Well, there is no question they are exhausted now.

>  Me:
>  >> 2) Tar Sands
>
>  You:
>
> >Being exploited now.  They would benefit hugely from power sats
>  > to supply upgrade hydrogen.
>
>  I don't know what that means,

That stuff is too thick to pump because the high hydrogen hydrocarbons
are gone.  If you are going to use it as liquid fuels, you have to add
hydrogen, much as is done converting coal to liquid fuels.  The
problem is making the hydrogen, it uses up a substantial fraction of
the energy in the input material to make it and about doubles the CO2
released for a given amount of transport.

I really wish that knowledge of basic chemistry and industrial
processes was more common on this list.  It freely available.
http://en.wikipedia.org/wiki/Tar_sands

>  but I do know that Canada's reserves
>  of Tar Sands approximately equal to the world's total reserves of
>  conventional crude oil, and Venezuela may have more reserves than
>  Canada.

You have to deflated these sources by half because it takes a lot of
the energy in the deposits to get them out.  There are good reasons
they have not been exploited before. Open the article above and go
down to:

Global direct effects

Input energy

Producing synthetic crude takes so much energy that they are about to
put in a 2.2 GW nuclear plant to supply some of it.

>  Me:
>   >>Oil Shale
>
>  You:
>
> > Environmental problems you would not believe.
>
>  Bigger environmental problems than Power Satellites?

Yes.

>  I'll tell you
>  one thing, even if they turns out to be totally benign environmentalists
>  will fight you every inch of the way.

You expect that.  It's less expected to find opposition here.

snip
>
>  Me:
>  >>  5) Nuclear Fission
>
>  You:
>
> > Every version I know about can be tapped for neutrons.
>
>  Yes, that is indeed a serious problem, possibly a lethal problem. If
>  environmentalists don't get out of the way on what to do with this stuff
>  they could kill us all.

I don't think you understand the problem.  Neutrons plus depleted
uranium equals weapons grade plutonium better than any made in the
cold war.  And there is at least one way to make it into weapons
that's so easy a well funded street gang could do it.  You don't need
complicated electronics, you can fire one with a fuse.  We may have to
build reactors in every country of the world.  There may be some
really drastic side effects.

>  >  There is no reason to think it won't work, the physics is more than
>  > 200  years old.
>
>  Well 103 years old, you need the Photoelectric effect; but nobody is
>  saying power satellites are physically imposable, the question is
>  are they economically rational? I have my doubts.

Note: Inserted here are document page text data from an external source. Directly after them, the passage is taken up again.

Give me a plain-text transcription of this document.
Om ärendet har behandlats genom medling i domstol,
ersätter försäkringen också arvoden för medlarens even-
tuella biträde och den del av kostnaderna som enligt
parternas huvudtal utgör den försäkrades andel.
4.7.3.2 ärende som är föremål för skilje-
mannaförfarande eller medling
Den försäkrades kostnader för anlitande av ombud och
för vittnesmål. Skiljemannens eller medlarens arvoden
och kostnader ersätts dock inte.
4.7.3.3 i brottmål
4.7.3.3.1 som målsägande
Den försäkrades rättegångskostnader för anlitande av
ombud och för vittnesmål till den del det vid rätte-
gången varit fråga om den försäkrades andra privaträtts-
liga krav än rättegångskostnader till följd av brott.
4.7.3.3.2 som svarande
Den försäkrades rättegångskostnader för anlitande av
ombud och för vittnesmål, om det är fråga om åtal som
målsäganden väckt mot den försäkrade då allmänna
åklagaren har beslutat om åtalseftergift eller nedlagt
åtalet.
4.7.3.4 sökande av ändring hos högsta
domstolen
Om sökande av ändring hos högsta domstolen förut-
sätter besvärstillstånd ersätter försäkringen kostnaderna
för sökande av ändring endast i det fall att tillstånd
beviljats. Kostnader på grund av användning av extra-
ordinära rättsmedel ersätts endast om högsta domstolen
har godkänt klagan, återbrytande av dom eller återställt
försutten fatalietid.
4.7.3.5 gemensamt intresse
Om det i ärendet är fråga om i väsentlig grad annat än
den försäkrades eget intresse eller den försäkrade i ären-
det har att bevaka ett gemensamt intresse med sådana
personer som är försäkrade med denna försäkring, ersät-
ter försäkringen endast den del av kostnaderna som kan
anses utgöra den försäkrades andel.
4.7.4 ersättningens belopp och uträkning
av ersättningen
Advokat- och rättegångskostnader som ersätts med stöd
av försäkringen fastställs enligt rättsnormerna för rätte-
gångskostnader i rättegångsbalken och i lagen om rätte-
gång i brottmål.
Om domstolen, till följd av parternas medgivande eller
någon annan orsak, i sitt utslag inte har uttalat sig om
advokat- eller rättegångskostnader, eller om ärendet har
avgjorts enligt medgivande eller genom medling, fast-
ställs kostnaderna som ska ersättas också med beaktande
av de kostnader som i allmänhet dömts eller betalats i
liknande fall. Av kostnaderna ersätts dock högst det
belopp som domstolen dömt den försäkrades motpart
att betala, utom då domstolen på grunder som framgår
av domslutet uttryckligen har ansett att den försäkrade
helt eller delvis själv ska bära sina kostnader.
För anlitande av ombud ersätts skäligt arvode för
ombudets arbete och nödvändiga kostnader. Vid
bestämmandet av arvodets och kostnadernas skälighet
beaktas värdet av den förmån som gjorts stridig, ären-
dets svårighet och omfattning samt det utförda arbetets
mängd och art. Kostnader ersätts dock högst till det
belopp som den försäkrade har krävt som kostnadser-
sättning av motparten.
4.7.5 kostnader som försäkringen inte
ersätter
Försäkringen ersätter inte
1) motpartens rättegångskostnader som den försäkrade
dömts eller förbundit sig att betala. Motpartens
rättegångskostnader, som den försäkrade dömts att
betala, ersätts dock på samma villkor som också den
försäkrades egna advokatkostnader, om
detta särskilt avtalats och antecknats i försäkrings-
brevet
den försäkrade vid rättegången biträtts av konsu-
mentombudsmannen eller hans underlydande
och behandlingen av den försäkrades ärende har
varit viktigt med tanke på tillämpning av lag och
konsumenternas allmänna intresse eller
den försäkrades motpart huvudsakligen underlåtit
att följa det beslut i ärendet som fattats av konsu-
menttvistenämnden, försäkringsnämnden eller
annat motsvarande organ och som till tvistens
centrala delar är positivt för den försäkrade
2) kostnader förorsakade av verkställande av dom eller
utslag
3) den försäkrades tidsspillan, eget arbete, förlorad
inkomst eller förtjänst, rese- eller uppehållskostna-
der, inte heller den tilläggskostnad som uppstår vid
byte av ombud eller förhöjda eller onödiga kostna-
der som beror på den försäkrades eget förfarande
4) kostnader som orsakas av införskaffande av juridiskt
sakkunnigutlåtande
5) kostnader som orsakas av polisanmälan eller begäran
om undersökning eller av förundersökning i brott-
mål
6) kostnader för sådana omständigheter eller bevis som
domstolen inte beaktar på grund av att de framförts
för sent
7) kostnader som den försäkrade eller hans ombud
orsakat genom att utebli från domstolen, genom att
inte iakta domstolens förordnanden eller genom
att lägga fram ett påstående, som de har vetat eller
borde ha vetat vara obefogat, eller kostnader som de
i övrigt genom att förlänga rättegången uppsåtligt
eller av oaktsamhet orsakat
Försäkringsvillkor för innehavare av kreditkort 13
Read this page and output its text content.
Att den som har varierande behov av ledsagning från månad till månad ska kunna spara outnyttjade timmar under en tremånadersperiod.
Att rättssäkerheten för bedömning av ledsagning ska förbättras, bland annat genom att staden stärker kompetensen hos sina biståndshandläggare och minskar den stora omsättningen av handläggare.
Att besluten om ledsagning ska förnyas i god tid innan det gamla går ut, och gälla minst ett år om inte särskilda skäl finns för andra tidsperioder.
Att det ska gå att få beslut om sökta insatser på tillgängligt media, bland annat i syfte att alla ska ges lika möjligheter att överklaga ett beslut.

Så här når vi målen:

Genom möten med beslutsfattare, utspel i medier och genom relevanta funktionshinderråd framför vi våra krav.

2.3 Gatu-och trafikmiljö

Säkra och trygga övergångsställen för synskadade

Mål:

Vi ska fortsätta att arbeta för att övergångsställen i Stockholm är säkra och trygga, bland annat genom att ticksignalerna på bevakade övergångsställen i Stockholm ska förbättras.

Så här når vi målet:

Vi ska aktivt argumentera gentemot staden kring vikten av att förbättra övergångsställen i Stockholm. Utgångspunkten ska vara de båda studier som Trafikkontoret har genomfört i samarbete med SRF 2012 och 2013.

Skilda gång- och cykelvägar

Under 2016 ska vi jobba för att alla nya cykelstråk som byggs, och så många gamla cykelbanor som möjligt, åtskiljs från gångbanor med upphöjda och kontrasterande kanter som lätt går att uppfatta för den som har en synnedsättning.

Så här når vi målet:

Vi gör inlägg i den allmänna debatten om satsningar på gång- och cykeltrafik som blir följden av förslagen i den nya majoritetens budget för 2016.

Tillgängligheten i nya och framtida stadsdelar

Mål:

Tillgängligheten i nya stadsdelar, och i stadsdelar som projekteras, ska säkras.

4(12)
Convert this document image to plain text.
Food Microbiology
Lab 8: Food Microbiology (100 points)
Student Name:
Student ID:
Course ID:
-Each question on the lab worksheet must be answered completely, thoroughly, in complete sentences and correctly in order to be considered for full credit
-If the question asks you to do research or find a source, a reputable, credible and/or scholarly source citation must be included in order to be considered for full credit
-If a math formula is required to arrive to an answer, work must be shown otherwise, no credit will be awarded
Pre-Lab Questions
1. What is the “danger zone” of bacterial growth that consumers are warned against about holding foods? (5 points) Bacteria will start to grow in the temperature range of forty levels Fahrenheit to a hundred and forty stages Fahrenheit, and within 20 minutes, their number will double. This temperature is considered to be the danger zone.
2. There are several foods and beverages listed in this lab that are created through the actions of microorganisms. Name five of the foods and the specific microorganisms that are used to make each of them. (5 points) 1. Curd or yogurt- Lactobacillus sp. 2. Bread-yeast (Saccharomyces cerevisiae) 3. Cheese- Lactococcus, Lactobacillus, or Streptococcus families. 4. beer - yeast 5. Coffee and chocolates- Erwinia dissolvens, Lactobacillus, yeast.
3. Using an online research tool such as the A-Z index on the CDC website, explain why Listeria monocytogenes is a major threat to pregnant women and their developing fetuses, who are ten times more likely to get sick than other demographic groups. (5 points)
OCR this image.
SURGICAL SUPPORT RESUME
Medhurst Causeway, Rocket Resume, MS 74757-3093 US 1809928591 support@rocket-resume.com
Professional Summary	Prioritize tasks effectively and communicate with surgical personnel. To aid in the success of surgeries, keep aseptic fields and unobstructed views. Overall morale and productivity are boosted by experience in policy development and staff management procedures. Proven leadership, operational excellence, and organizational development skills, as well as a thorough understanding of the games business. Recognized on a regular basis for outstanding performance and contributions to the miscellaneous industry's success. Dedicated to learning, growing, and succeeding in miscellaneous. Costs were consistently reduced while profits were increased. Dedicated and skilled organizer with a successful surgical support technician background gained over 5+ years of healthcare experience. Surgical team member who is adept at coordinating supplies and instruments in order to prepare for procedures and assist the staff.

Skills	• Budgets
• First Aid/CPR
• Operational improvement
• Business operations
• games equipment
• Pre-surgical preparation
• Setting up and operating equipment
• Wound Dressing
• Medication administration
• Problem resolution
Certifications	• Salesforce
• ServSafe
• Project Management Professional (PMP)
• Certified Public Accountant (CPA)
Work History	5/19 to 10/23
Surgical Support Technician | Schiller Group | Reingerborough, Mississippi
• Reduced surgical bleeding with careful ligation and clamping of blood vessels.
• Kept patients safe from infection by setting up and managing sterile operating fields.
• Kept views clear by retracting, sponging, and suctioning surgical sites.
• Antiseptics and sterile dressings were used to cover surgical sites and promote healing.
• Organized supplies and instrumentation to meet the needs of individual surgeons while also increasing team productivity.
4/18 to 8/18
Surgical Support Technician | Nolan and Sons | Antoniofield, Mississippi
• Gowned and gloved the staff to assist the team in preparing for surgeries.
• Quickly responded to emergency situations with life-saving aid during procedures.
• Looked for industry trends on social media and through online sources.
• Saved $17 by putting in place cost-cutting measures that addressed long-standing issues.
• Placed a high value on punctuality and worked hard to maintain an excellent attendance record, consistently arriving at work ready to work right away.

That's a number question.  I have put some numbers on it.  If you can
build a moving cable mechanical elevator then a power sat that masses
less than 3 kg/kW repays the lift energy to GEO in a single day of
operation.  If it can be built at all, the elevator lifts it own mass
every 50-100 days.

These numbers by themselves don't make the project economically
rational, but they indicate more analysis is worth doing.

On the other hand, "economically rational" is context dependent.  If
we knew a K/T class asteroid was going to hit in a few years . . . .
The energy problem is in the same gigadeath class.

>  Ok maybe 200 after all, I wonder if it would be better to use a
>  parabolic reflector and a heat engine?

It might be, it's not obvious.  If you have access to moon rock or
asteroid material for heat sink fluid it would help.